Rep. Val Demings Says Trump Would Sell Intelligence Briefings Info to 'the Highest Bidder'

Florida Democratic Representative Val Demings said Saturday that she believes former President Donald Trump would sell U.S. intelligence briefings, if given the chance.

"I believe this former president, and I believe it with all of my heart, would use intelligence as a bargaining chip or sell it to the highest bidder," Demings said during an interview on MSNBC.

"We don't trust our former president, and neither do many of our allies around the world," added Demings, who serves on the House's Judiciary, Homeland Security, and Intelligence committees.

Demings' remarks come after President Joe Biden said that there is "no need" for Trump to continue receiving intelligence briefings following his departure from office.

As a courtesy, former presidents are often given the opportunity to receive continued intelligence at the oversight of the new commander-in-chief.

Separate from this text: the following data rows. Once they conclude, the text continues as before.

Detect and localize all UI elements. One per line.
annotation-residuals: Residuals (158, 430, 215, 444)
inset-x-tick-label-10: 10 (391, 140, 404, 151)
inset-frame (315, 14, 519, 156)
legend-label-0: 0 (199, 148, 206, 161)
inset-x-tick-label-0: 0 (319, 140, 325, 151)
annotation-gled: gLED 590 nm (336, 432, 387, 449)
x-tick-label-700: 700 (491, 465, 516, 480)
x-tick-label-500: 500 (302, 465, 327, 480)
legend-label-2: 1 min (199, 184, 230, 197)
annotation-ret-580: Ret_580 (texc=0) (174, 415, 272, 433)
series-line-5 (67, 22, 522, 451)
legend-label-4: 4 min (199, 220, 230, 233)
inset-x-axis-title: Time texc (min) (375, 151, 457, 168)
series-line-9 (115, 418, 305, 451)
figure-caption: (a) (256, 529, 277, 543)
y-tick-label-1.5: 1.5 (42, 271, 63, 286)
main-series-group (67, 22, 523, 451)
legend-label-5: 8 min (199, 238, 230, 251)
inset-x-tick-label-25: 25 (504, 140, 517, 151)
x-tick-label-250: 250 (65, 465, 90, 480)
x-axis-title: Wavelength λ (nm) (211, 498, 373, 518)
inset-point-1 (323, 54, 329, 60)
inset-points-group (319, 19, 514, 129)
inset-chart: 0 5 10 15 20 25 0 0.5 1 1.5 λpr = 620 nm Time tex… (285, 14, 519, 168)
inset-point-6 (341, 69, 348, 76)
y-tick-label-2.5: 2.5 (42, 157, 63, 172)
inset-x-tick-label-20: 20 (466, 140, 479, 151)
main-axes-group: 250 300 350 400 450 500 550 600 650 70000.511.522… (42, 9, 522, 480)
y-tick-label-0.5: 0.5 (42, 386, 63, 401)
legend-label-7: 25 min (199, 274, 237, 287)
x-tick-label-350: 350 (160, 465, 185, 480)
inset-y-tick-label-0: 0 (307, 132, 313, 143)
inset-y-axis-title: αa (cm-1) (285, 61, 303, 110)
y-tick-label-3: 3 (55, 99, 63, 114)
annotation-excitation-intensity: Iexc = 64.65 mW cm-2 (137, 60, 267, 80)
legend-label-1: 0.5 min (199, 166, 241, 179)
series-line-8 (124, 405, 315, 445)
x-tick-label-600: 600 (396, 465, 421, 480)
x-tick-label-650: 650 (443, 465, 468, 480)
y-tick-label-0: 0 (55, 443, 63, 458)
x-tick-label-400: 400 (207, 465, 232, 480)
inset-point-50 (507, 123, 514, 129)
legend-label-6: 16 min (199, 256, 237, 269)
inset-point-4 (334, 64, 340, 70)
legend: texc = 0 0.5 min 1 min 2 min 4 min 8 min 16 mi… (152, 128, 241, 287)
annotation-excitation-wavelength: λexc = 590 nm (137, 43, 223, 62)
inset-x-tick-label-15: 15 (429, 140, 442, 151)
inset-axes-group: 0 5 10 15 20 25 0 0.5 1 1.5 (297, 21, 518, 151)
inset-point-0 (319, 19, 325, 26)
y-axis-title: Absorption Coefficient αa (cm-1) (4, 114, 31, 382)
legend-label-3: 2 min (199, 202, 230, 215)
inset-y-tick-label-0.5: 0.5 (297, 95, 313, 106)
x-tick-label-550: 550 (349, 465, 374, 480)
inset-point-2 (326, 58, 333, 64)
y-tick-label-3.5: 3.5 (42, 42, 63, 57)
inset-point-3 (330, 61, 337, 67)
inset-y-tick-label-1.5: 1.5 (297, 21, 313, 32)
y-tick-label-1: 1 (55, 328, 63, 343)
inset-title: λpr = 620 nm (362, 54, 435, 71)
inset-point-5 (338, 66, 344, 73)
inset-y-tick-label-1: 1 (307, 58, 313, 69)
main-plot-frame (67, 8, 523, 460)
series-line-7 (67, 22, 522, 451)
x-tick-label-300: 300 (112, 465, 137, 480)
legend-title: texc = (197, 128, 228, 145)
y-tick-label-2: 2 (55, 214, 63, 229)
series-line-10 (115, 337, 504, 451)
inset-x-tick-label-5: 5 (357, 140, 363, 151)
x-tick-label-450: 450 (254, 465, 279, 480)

But in a new interview with CBS News, Biden said that Trump's "erratic behavior" would be reason enough to keep him from receiving the briefings.

"I just think that there is no need for him to have the intelligence briefings. What value is giving him an intelligence briefing? What impact does he have at all, other than the fact he might slip and say something?" the president said during the interview that will air Sunday.

Val Demings
Rep. Val Demings (D-FL) said Saturday she believes former President Donald Trump would sell U.S. intelligence "to the highest bidder." Here, Demings questions former State Department special envoy to Ukraine Kurt Volker and former National Security Council Senior Director for European and Russian Affairs Tim Morrison before the House Intelligence Committee on Capitol Hill November 19, 2019 in Washington, D.C. Shawn Thew/Getty

Demings said Trump proved himself an untrustworthy source during his time in office by "snuggling up" with North Korean leader Kim Jong Un and Russian President Vladimir Putin.

"We watched this president in action for four years. We saw him stand on the stage with Vladimir Putin in Helsinki and basically do everything but ask the Russian dictator for his autograph. We've seen him on a phone call with the Russian dictator and refuse to ask him about bounties put on the heads of American soldiers," she said.

"We've seen him snuggle up with Kim Jong Un of North Korea," she added. "There is no circumstance where the former president should receive any intelligence. Not now or quite frankly, in the future."

The only situation that would garner an intelligence briefing, Deming added, would be if the government had information that could be used to protect the former president's safety.

Even then, that info would be need to be "clearly and narrowly defined," she said.

Demings' remarks come days before Trump's impeachment hearing is scheduled to take place in the Senate.

The former president was impeached by the House of Representatives for the second time last month on charges of "inciting an insurrection," after a violent mob of his supporters stormed the Capitol on January 6.

"Donald Trump was impeached, and hopefully will be convicted, because of the role he played in inciting a riot on January 6," Deming added on Saturday. "The question has come up: 'Should he receive intelligence briefings?' The answer is, based on this intelligence committee member's opinion, 'no.'"

Newsweek reached out to Demings for additional comment, but did not hear back in time for publication.